Q: What is an acoustically transparent projector screen?
An acoustically transparent projector screen is best suited in a scenario when speakers need to be placed behind the projection screen and you do not want to sound waves to interact with the screen, moving the projection surface and causing distortions to the image or diminishing the quality of the audio by blocking the sound waves.
Acoustically transparent screens work by utilizing negative space in the surface, which allows for the sound waves to travel through without interference from the surface.
These screens are particularly useful when there is not enough space in the screening room to have the speakers placed on the side of the screen and one does not want to get a smaller screen in order to leave room for the speakers on the side.
Many people also prefer the illusion of the character’s voices coming from “behind” the picture as opposed to the sides or beneath it as it emulates the characters talking.
Types of audio transparent screens; Perforated vs. Woven
There are two main types of acoustically transparent screens; perforated screens and woven screens.
Perforated screens are made up of a series of holes with about a 0.3mm diameter or less. Some manufacturers make “micro” perforated materials with a much smaller diameter hole.
These perforations allow the sound to penetrate the screen without allowing much light through, eliminating the possibility of the picture also reflecting from the wall behind through the perforations back to the viewer’s eyes.
Generally, the negative space of the perforations is more noticeable than the negative space in the weave when at a closer viewing distance.
That being said, both the perforations & weave become virtually unnoticeable when seating further than 12’ away from the screen.
This gap continues to shrink as manufacturer’s are using smaller perforations and tighter weaves which is specifically important as the pixel size is shrinking with the adoption of higher resolution projectors.
As opposed to having a single sheet of surface with holes punched into it, a woven screen is made on a loom similar to the way other textiles are woven.
Woven screens have more natural variations in their thickness and pattern, making them more effective in reducing alignment with the projector pixels and reducing the effect of moiré than that of a perforated screen.
These may also lose small amounts of sound at certain frequencies as it is absorbed into the screen, but this can normally be fixed with tone controls and basic equalization.
Woven fabrics, on the other hand, are not quite as good at delivering sound through the screen but they do reduce the potential for a moiré effect and have a less noticeable pattern at a closer viewing distance.
Acoustically Transparent Projector screens and the moiré effect
What is moiré?
The moiré effect refers to the lines and patterns you may see on your projector screen when you are trying to projected video.
The problem is related to resolution; if a pixel cannot be seen a very short distance from the screen, then it is the projector screen that is causing the problem. However, if a pixel can be seen in detail it is the projector which is causing the problem. This is often the case with screens made from fine fabrics.
What is moiré and how does it occur?
Moiré occurs when the natural patterns on your projector screen align/overlap with the pixel patterns of what is being projected, merging to form lines that run across your screen.

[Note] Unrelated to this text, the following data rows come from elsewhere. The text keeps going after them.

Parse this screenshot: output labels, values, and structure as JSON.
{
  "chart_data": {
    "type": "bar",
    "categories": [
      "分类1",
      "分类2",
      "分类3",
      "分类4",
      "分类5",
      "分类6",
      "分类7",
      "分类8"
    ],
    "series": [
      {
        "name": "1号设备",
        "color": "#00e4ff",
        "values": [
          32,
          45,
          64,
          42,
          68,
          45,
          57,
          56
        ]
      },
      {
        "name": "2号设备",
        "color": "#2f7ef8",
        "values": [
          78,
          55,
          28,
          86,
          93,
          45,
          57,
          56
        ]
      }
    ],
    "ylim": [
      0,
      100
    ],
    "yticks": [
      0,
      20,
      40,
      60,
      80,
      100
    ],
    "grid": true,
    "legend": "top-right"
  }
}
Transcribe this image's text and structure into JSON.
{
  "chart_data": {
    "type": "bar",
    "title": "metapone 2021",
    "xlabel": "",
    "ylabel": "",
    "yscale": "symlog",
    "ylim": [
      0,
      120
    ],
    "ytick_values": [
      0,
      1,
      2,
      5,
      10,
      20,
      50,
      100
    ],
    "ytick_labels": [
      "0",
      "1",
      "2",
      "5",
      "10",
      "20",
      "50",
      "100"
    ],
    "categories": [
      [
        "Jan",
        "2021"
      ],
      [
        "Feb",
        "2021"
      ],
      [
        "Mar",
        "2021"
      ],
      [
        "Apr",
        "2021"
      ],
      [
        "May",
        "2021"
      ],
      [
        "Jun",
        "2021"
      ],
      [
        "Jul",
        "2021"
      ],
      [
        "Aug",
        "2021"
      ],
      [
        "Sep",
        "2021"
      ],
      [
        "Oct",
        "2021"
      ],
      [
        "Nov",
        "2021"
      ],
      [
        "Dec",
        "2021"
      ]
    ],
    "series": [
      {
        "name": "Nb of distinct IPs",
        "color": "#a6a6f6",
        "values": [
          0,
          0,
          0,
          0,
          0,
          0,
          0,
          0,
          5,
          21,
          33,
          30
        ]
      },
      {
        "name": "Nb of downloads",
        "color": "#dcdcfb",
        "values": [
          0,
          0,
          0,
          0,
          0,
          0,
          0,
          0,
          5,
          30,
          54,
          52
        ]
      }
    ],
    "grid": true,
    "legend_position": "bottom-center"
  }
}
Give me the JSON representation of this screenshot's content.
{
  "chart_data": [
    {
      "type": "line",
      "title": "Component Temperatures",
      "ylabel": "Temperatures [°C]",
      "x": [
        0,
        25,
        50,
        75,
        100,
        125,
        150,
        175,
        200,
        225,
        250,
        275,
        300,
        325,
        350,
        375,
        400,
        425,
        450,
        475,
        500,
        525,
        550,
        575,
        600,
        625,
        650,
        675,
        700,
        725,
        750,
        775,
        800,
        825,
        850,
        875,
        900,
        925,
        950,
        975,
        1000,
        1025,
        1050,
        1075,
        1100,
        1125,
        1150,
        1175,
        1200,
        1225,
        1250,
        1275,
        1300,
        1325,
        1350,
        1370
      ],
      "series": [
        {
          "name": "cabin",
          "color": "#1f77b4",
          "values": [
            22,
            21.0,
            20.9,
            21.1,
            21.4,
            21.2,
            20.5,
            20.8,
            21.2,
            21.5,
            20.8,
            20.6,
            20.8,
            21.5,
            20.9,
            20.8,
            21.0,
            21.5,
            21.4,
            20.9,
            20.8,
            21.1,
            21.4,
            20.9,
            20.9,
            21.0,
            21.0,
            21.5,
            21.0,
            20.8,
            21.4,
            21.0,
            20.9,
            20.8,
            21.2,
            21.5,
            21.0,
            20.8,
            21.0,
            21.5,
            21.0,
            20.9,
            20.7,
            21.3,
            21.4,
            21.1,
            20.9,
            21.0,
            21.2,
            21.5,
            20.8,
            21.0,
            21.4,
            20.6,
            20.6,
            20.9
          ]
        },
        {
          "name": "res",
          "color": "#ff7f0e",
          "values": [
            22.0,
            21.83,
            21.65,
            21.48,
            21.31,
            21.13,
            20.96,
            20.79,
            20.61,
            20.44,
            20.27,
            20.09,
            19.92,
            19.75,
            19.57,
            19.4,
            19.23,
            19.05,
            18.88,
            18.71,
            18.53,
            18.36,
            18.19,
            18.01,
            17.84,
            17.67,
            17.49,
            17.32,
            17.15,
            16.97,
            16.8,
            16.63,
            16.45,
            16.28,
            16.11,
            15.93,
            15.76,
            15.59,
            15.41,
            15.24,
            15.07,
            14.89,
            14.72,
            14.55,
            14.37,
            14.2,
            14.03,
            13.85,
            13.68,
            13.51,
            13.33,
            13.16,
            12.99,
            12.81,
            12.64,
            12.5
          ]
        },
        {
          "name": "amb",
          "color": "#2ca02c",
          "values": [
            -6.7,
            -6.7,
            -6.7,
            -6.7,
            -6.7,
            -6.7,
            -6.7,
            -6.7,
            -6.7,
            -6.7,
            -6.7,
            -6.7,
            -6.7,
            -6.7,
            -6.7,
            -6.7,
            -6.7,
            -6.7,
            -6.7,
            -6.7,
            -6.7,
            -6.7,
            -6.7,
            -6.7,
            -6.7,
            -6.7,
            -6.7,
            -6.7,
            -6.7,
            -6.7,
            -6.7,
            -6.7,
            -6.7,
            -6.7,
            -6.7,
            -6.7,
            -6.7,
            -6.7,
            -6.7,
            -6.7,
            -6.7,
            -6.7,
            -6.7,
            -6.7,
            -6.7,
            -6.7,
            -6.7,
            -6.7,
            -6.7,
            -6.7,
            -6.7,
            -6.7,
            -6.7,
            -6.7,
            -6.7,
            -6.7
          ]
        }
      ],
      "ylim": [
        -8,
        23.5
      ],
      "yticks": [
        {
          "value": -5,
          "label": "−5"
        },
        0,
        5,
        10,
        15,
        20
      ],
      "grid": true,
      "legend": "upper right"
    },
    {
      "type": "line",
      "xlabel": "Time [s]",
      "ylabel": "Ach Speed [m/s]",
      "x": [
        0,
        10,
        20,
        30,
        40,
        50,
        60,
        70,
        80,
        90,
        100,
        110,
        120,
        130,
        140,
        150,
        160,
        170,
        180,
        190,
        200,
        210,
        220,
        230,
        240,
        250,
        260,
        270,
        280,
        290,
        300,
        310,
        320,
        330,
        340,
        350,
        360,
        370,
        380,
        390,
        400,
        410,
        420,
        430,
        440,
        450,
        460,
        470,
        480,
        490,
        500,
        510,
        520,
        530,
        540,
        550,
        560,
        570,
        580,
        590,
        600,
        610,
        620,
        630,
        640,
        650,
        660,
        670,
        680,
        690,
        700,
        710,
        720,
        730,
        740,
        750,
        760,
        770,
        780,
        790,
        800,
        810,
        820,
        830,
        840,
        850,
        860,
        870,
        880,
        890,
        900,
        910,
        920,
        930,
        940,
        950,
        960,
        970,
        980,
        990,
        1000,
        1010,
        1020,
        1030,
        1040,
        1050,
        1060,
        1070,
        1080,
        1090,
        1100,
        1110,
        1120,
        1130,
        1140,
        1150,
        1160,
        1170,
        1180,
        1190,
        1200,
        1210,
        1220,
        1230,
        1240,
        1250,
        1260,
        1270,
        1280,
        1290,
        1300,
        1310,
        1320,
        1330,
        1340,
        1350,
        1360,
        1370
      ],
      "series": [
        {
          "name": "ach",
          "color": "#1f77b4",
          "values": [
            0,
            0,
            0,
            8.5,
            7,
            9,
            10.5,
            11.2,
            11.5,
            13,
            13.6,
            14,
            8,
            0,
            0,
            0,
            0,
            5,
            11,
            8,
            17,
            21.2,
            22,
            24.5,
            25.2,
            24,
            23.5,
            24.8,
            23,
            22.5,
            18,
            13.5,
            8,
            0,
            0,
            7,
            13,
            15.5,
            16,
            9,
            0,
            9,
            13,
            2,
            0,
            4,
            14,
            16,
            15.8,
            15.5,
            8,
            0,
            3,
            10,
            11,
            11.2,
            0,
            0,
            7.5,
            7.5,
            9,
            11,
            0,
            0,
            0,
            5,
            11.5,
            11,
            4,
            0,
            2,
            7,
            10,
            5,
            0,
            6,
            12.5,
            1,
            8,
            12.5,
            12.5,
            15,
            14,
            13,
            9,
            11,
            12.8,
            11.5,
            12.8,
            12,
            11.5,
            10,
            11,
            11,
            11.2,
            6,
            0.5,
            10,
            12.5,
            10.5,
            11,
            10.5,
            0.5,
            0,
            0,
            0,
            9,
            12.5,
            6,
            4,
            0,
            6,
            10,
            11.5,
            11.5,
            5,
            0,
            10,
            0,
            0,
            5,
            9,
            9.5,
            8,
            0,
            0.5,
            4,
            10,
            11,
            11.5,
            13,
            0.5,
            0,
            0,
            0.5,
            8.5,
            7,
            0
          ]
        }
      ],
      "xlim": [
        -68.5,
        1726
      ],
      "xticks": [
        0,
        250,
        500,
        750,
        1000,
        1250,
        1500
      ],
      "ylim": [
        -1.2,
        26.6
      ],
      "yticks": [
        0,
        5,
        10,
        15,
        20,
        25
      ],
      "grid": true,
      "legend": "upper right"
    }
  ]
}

This can occur when the projection screen has too loose of a weave, perforations that are too large, or an uneven patterning.
Particularly bad cases of moiré will give you feeling that you are viewing your screen through a mesh screen door.

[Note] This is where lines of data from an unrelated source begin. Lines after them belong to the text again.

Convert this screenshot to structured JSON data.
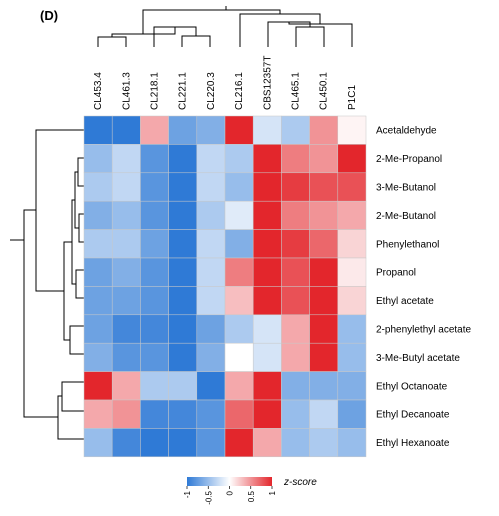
{
  "figure": {
    "panel_label": "(D)"
  },
  "chart_data": {
    "type": "heatmap",
    "columns": [
      "CL453.4",
      "CL461.3",
      "CL218.1",
      "CL221.1",
      "CL220.3",
      "CL216.1",
      "CBS12357T",
      "CL465.1",
      "CL450.1",
      "P1C1"
    ],
    "rows": [
      "Acetaldehyde",
      "2-Me-Propanol",
      "3-Me-Butanol",
      "2-Me-Butanol",
      "Phenylethanol",
      "Propanol",
      "Ethyl acetate",
      "2-phenylethyl acetate",
      "3-Me-Butyl acetate",
      "Ethyl Octanoate",
      "Ethyl Decanoate",
      "Ethyl Hexanoate"
    ],
    "values": [
      [
        -1.0,
        -1.0,
        0.4,
        -0.7,
        -0.6,
        1.0,
        -0.2,
        -0.4,
        0.5,
        0.05
      ],
      [
        -0.5,
        -0.3,
        -0.8,
        -1.0,
        -0.3,
        -0.4,
        1.0,
        0.6,
        0.5,
        1.0
      ],
      [
        -0.4,
        -0.3,
        -0.8,
        -1.0,
        -0.3,
        -0.5,
        1.0,
        0.9,
        0.8,
        0.8
      ],
      [
        -0.6,
        -0.5,
        -0.8,
        -1.0,
        -0.4,
        -0.15,
        1.0,
        0.6,
        0.5,
        0.4
      ],
      [
        -0.4,
        -0.4,
        -0.7,
        -1.0,
        -0.3,
        -0.6,
        1.0,
        0.9,
        0.7,
        0.2
      ],
      [
        -0.7,
        -0.6,
        -0.8,
        -1.0,
        -0.3,
        0.6,
        1.0,
        0.8,
        1.0,
        0.1
      ],
      [
        -0.7,
        -0.7,
        -0.8,
        -1.0,
        -0.3,
        0.3,
        1.0,
        0.8,
        1.0,
        0.2
      ],
      [
        -0.7,
        -0.9,
        -0.9,
        -1.0,
        -0.7,
        -0.4,
        -0.2,
        0.4,
        1.0,
        -0.5
      ],
      [
        -0.6,
        -0.8,
        -0.8,
        -1.0,
        -0.6,
        0.0,
        -0.2,
        0.4,
        1.0,
        -0.5
      ],
      [
        1.0,
        0.4,
        -0.4,
        -0.4,
        -1.0,
        0.4,
        1.0,
        -0.6,
        -0.6,
        -0.6
      ],
      [
        0.4,
        0.5,
        -0.9,
        -0.9,
        -0.8,
        0.7,
        1.0,
        -0.5,
        -0.3,
        -0.7
      ],
      [
        -0.5,
        -0.9,
        -1.0,
        -1.0,
        -0.8,
        1.0,
        0.4,
        -0.5,
        -0.4,
        -0.5
      ]
    ],
    "color_scale": {
      "low": "#2f7ad6",
      "mid": "#ffffff",
      "high": "#e3262c",
      "min": -1,
      "max": 1
    },
    "legend": {
      "title": "z-score",
      "ticks": [
        "-1",
        "-0.5",
        "0",
        "0.5",
        "1"
      ],
      "tick_values": [
        -1,
        -0.5,
        0,
        0.5,
        1
      ],
      "placement": "bottom-center"
    },
    "dendrograms": [
      "columns-top",
      "rows-left"
    ]
  }
}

Moiré is becoming a larger issue now with 1080p+ HD projectors; The higher resolution makes the projected image more susceptible to imperfections on a textured screen compared to a smooth “HD” surface.
Most acoustically transparent screens have no issue with moire effect on a 720p resolution projector, however the greater the projection resolution, the smaller the pixel and the higher the probability of moiré.
“Generally” speaking, with screens 10ft wide and above, moire from the perforations or weave will not be a problem.
Place a plain white piece of paper against the screen exhibiting moire. If the pattern is still present on thepaper, then it is a result of the projector.
If the moire is not visible on the piece of paper than it is due to the screen. This is often the case when a 1080p+ projector is being used on an acoustically transparent surface with a loser weave, larger perforations or a non smooth surface.
The moiré effect can be prevented by the use of a smoother projection screen intended for use with 1080p+ projectors.